Tavoillot oppose à l’universalisme une méfiance qu’il relie à l’impérialisme occidental. Il préfère une « guerre civile des civilisations » à l’idée d’un choc global, et aborde l’islamisme sous l’angle du retour au lien communautaire. Là encore, attention : ces passages, isolés de leur contexte, pourraient alimenter les rhétoriques les plus extrêmes.
Heureusement, l’auteur termine sur une note plus constructive en abordant ce qui nous unit encore : partager un repas, une intimité, une discussion, un travail ou un engagement. Il s’alarme des effets du télétravail, de l’IA, de l’écriture inclusive vue comme hégémonique, et du déclin de la vie religieuse. Il en revient à la laïcité, qu’il présente comme une forme de spiritualité citoyenne et un rempart contre les extrémismes. En distinguant ses trois domaines d’action – privé, public et sociétal –, il réaffirme son rôle central dans la construction d’un vivre ensemble respectueux de chacun.

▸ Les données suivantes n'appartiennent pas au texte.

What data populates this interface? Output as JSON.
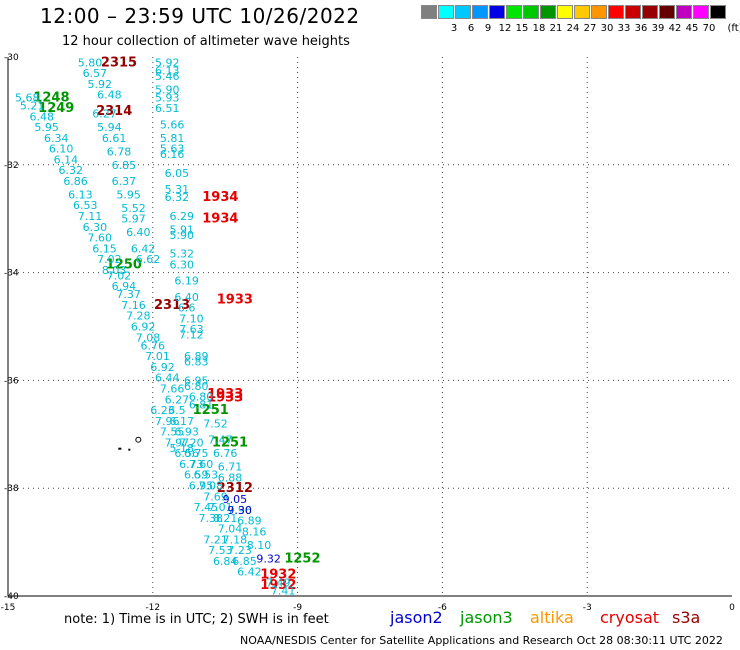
{
  "header": {
    "title": "12:00 – 23:59 UTC 10/26/2022",
    "subtitle": "12 hour collection of altimeter wave heights"
  },
  "color_scale": {
    "unit_label": "(ft)",
    "bins": [
      {
        "label": "",
        "color": "#808080"
      },
      {
        "label": "3",
        "color": "#00ffff"
      },
      {
        "label": "6",
        "color": "#00c8ff"
      },
      {
        "label": "9",
        "color": "#0096ff"
      },
      {
        "label": "12",
        "color": "#0000e6"
      },
      {
        "label": "15",
        "color": "#00e600"
      },
      {
        "label": "18",
        "color": "#00c800"
      },
      {
        "label": "21",
        "color": "#009600"
      },
      {
        "label": "24",
        "color": "#ffff00"
      },
      {
        "label": "27",
        "color": "#ffc800"
      },
      {
        "label": "30",
        "color": "#ff9600"
      },
      {
        "label": "33",
        "color": "#ff0000"
      },
      {
        "label": "36",
        "color": "#c80000"
      },
      {
        "label": "39",
        "color": "#960000"
      },
      {
        "label": "42",
        "color": "#640000"
      },
      {
        "label": "45",
        "color": "#c000c0"
      },
      {
        "label": "70",
        "color": "#ff00ff"
      },
      {
        "label": "",
        "color": "#000000"
      }
    ]
  },
  "footer": {
    "note": "note:  1) Time is in UTC;  2) SWH is in feet",
    "credit": "NOAA/NESDIS Center for Satellite Applications and Research     Oct 28 08:30:11 UTC 2022"
  },
  "legend": [
    {
      "name": "jason2",
      "color": "#0000cc"
    },
    {
      "name": "jason3",
      "color": "#009600"
    },
    {
      "name": "altika",
      "color": "#ff9600"
    },
    {
      "name": "cryosat",
      "color": "#e60000"
    },
    {
      "name": "s3a",
      "color": "#960000"
    }
  ],
  "chart_data": {
    "type": "scatter",
    "title": "12:00 – 23:59 UTC 10/26/2022",
    "xlabel": "",
    "ylabel": "",
    "xlim": [
      -15,
      0
    ],
    "ylim": [
      -40,
      -30
    ],
    "x_ticks": [
      {
        "value": -15,
        "label": "-15"
      },
      {
        "value": -12,
        "label": "-12"
      },
      {
        "value": -9,
        "label": "-9"
      },
      {
        "value": -6,
        "label": "-6"
      },
      {
        "value": -3,
        "label": "-3"
      },
      {
        "value": 0,
        "label": "0"
      }
    ],
    "y_ticks": [
      {
        "value": -30,
        "label": "-30"
      },
      {
        "value": -32,
        "label": "-32"
      },
      {
        "value": -34,
        "label": "-34"
      },
      {
        "value": -36,
        "label": "-36"
      },
      {
        "value": -38,
        "label": "-38"
      },
      {
        "value": -40,
        "label": "-40"
      }
    ],
    "grid": "dotted",
    "island": {
      "lon": -12.3,
      "lat": -37.1
    },
    "series": [
      {
        "name": "cryosat",
        "color": "#e60000",
        "points": [
          {
            "lon": -10.6,
            "lat": -32.6,
            "text": "1934"
          },
          {
            "lon": -10.6,
            "lat": -33.0,
            "text": "1934"
          },
          {
            "lon": -10.3,
            "lat": -34.5,
            "text": "1933"
          },
          {
            "lon": -10.5,
            "lat": -36.25,
            "text": "1933"
          },
          {
            "lon": -10.5,
            "lat": -36.32,
            "text": "1933"
          },
          {
            "lon": -9.4,
            "lat": -39.6,
            "text": "1932"
          },
          {
            "lon": -9.4,
            "lat": -39.8,
            "text": "1932"
          }
        ]
      },
      {
        "name": "s3a",
        "color": "#960000",
        "points": [
          {
            "lon": -12.7,
            "lat": -30.1,
            "text": "2315"
          },
          {
            "lon": -12.8,
            "lat": -31.0,
            "text": "2314"
          },
          {
            "lon": -11.6,
            "lat": -34.6,
            "text": "2313"
          },
          {
            "lon": -10.3,
            "lat": -38.0,
            "text": "2312"
          }
        ]
      },
      {
        "name": "jason3",
        "color": "#009600",
        "points": [
          {
            "lon": -14.1,
            "lat": -30.75,
            "text": "1248"
          },
          {
            "lon": -14.0,
            "lat": -30.95,
            "text": "1249"
          },
          {
            "lon": -12.6,
            "lat": -33.85,
            "text": "1250"
          },
          {
            "lon": -10.8,
            "lat": -36.55,
            "text": "1251"
          },
          {
            "lon": -10.4,
            "lat": -37.15,
            "text": "1251"
          },
          {
            "lon": -8.9,
            "lat": -39.3,
            "text": "1252"
          }
        ]
      },
      {
        "name": "altimeter_swh",
        "color": "#00bcd4",
        "points": [
          {
            "lon": -13.3,
            "lat": -30.1,
            "text": "5.80"
          },
          {
            "lon": -13.2,
            "lat": -30.3,
            "text": "6.57"
          },
          {
            "lon": -13.1,
            "lat": -30.5,
            "text": "5.92"
          },
          {
            "lon": -12.9,
            "lat": -30.7,
            "text": "6.48"
          },
          {
            "lon": -14.6,
            "lat": -30.75,
            "text": "5.68"
          },
          {
            "lon": -14.5,
            "lat": -30.9,
            "text": "5.21"
          },
          {
            "lon": -14.3,
            "lat": -31.1,
            "text": "6.48"
          },
          {
            "lon": -13.0,
            "lat": -31.05,
            "text": "6.27"
          },
          {
            "lon": -14.2,
            "lat": -31.3,
            "text": "5.95"
          },
          {
            "lon": -12.9,
            "lat": -31.3,
            "text": "5.94"
          },
          {
            "lon": -14.0,
            "lat": -31.5,
            "text": "6.34"
          },
          {
            "lon": -12.8,
            "lat": -31.5,
            "text": "6.61"
          },
          {
            "lon": -13.9,
            "lat": -31.7,
            "text": "6.10"
          },
          {
            "lon": -12.7,
            "lat": -31.75,
            "text": "6.78"
          },
          {
            "lon": -13.8,
            "lat": -31.9,
            "text": "6.14"
          },
          {
            "lon": -12.6,
            "lat": -32.0,
            "text": "6.85"
          },
          {
            "lon": -13.7,
            "lat": -32.1,
            "text": "6.32"
          },
          {
            "lon": -12.6,
            "lat": -32.3,
            "text": "6.37"
          },
          {
            "lon": -13.6,
            "lat": -32.3,
            "text": "6.86"
          },
          {
            "lon": -13.5,
            "lat": -32.55,
            "text": "6.13"
          },
          {
            "lon": -12.5,
            "lat": -32.55,
            "text": "5.95"
          },
          {
            "lon": -13.4,
            "lat": -32.75,
            "text": "6.53"
          },
          {
            "lon": -12.4,
            "lat": -32.8,
            "text": "5.52"
          },
          {
            "lon": -13.3,
            "lat": -32.95,
            "text": "7.11"
          },
          {
            "lon": -12.4,
            "lat": -33.0,
            "text": "5.97"
          },
          {
            "lon": -13.2,
            "lat": -33.15,
            "text": "6.30"
          },
          {
            "lon": -12.3,
            "lat": -33.25,
            "text": "6.40"
          },
          {
            "lon": -13.1,
            "lat": -33.35,
            "text": "7.60"
          },
          {
            "lon": -13.0,
            "lat": -33.55,
            "text": "6.15"
          },
          {
            "lon": -12.2,
            "lat": -33.55,
            "text": "6.42"
          },
          {
            "lon": -12.9,
            "lat": -33.75,
            "text": "7.02"
          },
          {
            "lon": -12.1,
            "lat": -33.75,
            "text": "6.62"
          },
          {
            "lon": -12.8,
            "lat": -33.95,
            "text": "8.03"
          },
          {
            "lon": -12.7,
            "lat": -34.05,
            "text": "7.02"
          },
          {
            "lon": -12.6,
            "lat": -34.25,
            "text": "6.94"
          },
          {
            "lon": -12.5,
            "lat": -34.4,
            "text": "7.37"
          },
          {
            "lon": -12.4,
            "lat": -34.6,
            "text": "7.16"
          },
          {
            "lon": -12.3,
            "lat": -34.8,
            "text": "7.28"
          },
          {
            "lon": -12.2,
            "lat": -35.0,
            "text": "6.92"
          },
          {
            "lon": -12.1,
            "lat": -35.2,
            "text": "7.08"
          },
          {
            "lon": -12.0,
            "lat": -35.35,
            "text": "6.76"
          },
          {
            "lon": -11.9,
            "lat": -35.55,
            "text": "7.01"
          },
          {
            "lon": -11.8,
            "lat": -35.75,
            "text": "6.92"
          },
          {
            "lon": -11.7,
            "lat": -35.95,
            "text": "6.44"
          },
          {
            "lon": -11.6,
            "lat": -36.15,
            "text": "7.66"
          },
          {
            "lon": -11.5,
            "lat": -36.35,
            "text": "6.27"
          },
          {
            "lon": -11.5,
            "lat": -36.55,
            "text": "6.5"
          },
          {
            "lon": -11.4,
            "lat": -36.75,
            "text": "6.17"
          },
          {
            "lon": -11.3,
            "lat": -36.95,
            "text": "6.93"
          },
          {
            "lon": -11.2,
            "lat": -37.15,
            "text": "7.20"
          },
          {
            "lon": -11.1,
            "lat": -37.35,
            "text": "6.75"
          },
          {
            "lon": -11.0,
            "lat": -37.55,
            "text": "7.60"
          },
          {
            "lon": -10.9,
            "lat": -37.75,
            "text": "6.53"
          },
          {
            "lon": -10.8,
            "lat": -37.95,
            "text": "7.08"
          },
          {
            "lon": -10.7,
            "lat": -38.15,
            "text": "7.69"
          },
          {
            "lon": -10.6,
            "lat": -38.35,
            "text": "7.01"
          },
          {
            "lon": -10.5,
            "lat": -38.55,
            "text": "8.21"
          },
          {
            "lon": -10.4,
            "lat": -38.75,
            "text": "7.04"
          },
          {
            "lon": -10.3,
            "lat": -38.95,
            "text": "7.18"
          },
          {
            "lon": -10.2,
            "lat": -39.15,
            "text": "7.23"
          },
          {
            "lon": -10.1,
            "lat": -39.35,
            "text": "6.85"
          },
          {
            "lon": -10.0,
            "lat": -39.55,
            "text": "6.42"
          },
          {
            "lon": -11.7,
            "lat": -30.1,
            "text": "5.92"
          },
          {
            "lon": -11.7,
            "lat": -30.25,
            "text": "6.13"
          },
          {
            "lon": -11.7,
            "lat": -30.35,
            "text": "5.46"
          },
          {
            "lon": -11.7,
            "lat": -30.6,
            "text": "5.90"
          },
          {
            "lon": -11.7,
            "lat": -30.75,
            "text": "5.93"
          },
          {
            "lon": -11.7,
            "lat": -30.95,
            "text": "6.51"
          },
          {
            "lon": -11.6,
            "lat": -31.25,
            "text": "5.66"
          },
          {
            "lon": -11.6,
            "lat": -31.5,
            "text": "5.81"
          },
          {
            "lon": -11.6,
            "lat": -31.7,
            "text": "5.63"
          },
          {
            "lon": -11.6,
            "lat": -31.8,
            "text": "6.16"
          },
          {
            "lon": -11.5,
            "lat": -32.15,
            "text": "6.05"
          },
          {
            "lon": -11.5,
            "lat": -32.45,
            "text": "5.31"
          },
          {
            "lon": -11.5,
            "lat": -32.6,
            "text": "6.32"
          },
          {
            "lon": -11.4,
            "lat": -32.95,
            "text": "6.29"
          },
          {
            "lon": -11.4,
            "lat": -33.2,
            "text": "5.91"
          },
          {
            "lon": -11.4,
            "lat": -33.3,
            "text": "5.90"
          },
          {
            "lon": -11.4,
            "lat": -33.65,
            "text": "5.32"
          },
          {
            "lon": -11.4,
            "lat": -33.85,
            "text": "6.30"
          },
          {
            "lon": -11.3,
            "lat": -34.15,
            "text": "6.19"
          },
          {
            "lon": -11.3,
            "lat": -34.45,
            "text": "6.40"
          },
          {
            "lon": -11.3,
            "lat": -34.65,
            "text": "6.6"
          },
          {
            "lon": -11.2,
            "lat": -34.85,
            "text": "7.10"
          },
          {
            "lon": -11.2,
            "lat": -35.05,
            "text": "7.63"
          },
          {
            "lon": -11.2,
            "lat": -35.15,
            "text": "7.12"
          },
          {
            "lon": -11.1,
            "lat": -35.55,
            "text": "6.89"
          },
          {
            "lon": -11.1,
            "lat": -35.65,
            "text": "6.83"
          },
          {
            "lon": -11.1,
            "lat": -36.0,
            "text": "6.95"
          },
          {
            "lon": -11.1,
            "lat": -36.1,
            "text": "6.80"
          },
          {
            "lon": -11.0,
            "lat": -36.3,
            "text": "6.80"
          },
          {
            "lon": -11.0,
            "lat": -36.45,
            "text": "6.81"
          },
          {
            "lon": -11.8,
            "lat": -36.55,
            "text": "6.23"
          },
          {
            "lon": -11.7,
            "lat": -36.75,
            "text": "7.96"
          },
          {
            "lon": -11.6,
            "lat": -36.95,
            "text": "7.55"
          },
          {
            "lon": -11.5,
            "lat": -37.15,
            "text": "7.97"
          },
          {
            "lon": -11.4,
            "lat": -37.25,
            "text": "5.18"
          },
          {
            "lon": -11.3,
            "lat": -37.35,
            "text": "6.56"
          },
          {
            "lon": -11.2,
            "lat": -37.55,
            "text": "6.73"
          },
          {
            "lon": -11.1,
            "lat": -37.75,
            "text": "6.59"
          },
          {
            "lon": -11.0,
            "lat": -37.95,
            "text": "6.95"
          },
          {
            "lon": -10.9,
            "lat": -38.35,
            "text": "7.45"
          },
          {
            "lon": -10.8,
            "lat": -38.55,
            "text": "7.38"
          },
          {
            "lon": -10.7,
            "lat": -38.95,
            "text": "7.21"
          },
          {
            "lon": -10.6,
            "lat": -39.15,
            "text": "7.53"
          },
          {
            "lon": -10.5,
            "lat": -39.35,
            "text": "6.84"
          },
          {
            "lon": -10.7,
            "lat": -36.8,
            "text": "7.52"
          },
          {
            "lon": -10.6,
            "lat": -37.1,
            "text": "7.47"
          },
          {
            "lon": -10.5,
            "lat": -37.35,
            "text": "6.76"
          },
          {
            "lon": -10.4,
            "lat": -37.6,
            "text": "6.71"
          },
          {
            "lon": -10.4,
            "lat": -37.8,
            "text": "6.88"
          },
          {
            "lon": -10.2,
            "lat": -38.4,
            "text": "7.96"
          },
          {
            "lon": -10.0,
            "lat": -38.6,
            "text": "6.89"
          },
          {
            "lon": -9.9,
            "lat": -38.8,
            "text": "8.16"
          },
          {
            "lon": -9.8,
            "lat": -39.05,
            "text": "8.10"
          },
          {
            "lon": -9.4,
            "lat": -39.75,
            "text": "7.49"
          },
          {
            "lon": -9.3,
            "lat": -39.9,
            "text": "7.41"
          }
        ]
      },
      {
        "name": "jason2",
        "color": "#0000cc",
        "points": [
          {
            "lon": -10.3,
            "lat": -38.2,
            "text": "9.05"
          },
          {
            "lon": -10.2,
            "lat": -38.4,
            "text": "9.30"
          },
          {
            "lon": -9.6,
            "lat": -39.3,
            "text": "9.32"
          }
        ]
      }
    ]
  }
}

En conclusion, Voulons-nous encore vivre ensemble ? est un ouvrage érudit, riche en pistes de réflexion, mais qui pèche par un excès d’abstraction et une nostalgie problématique. Comme si un extraterrestre tentait de décrire le lien social humain sans en saisir les enjeux actuels. Un livre à lire, oui, mais avec un regard critique et une mise à distance salutaire.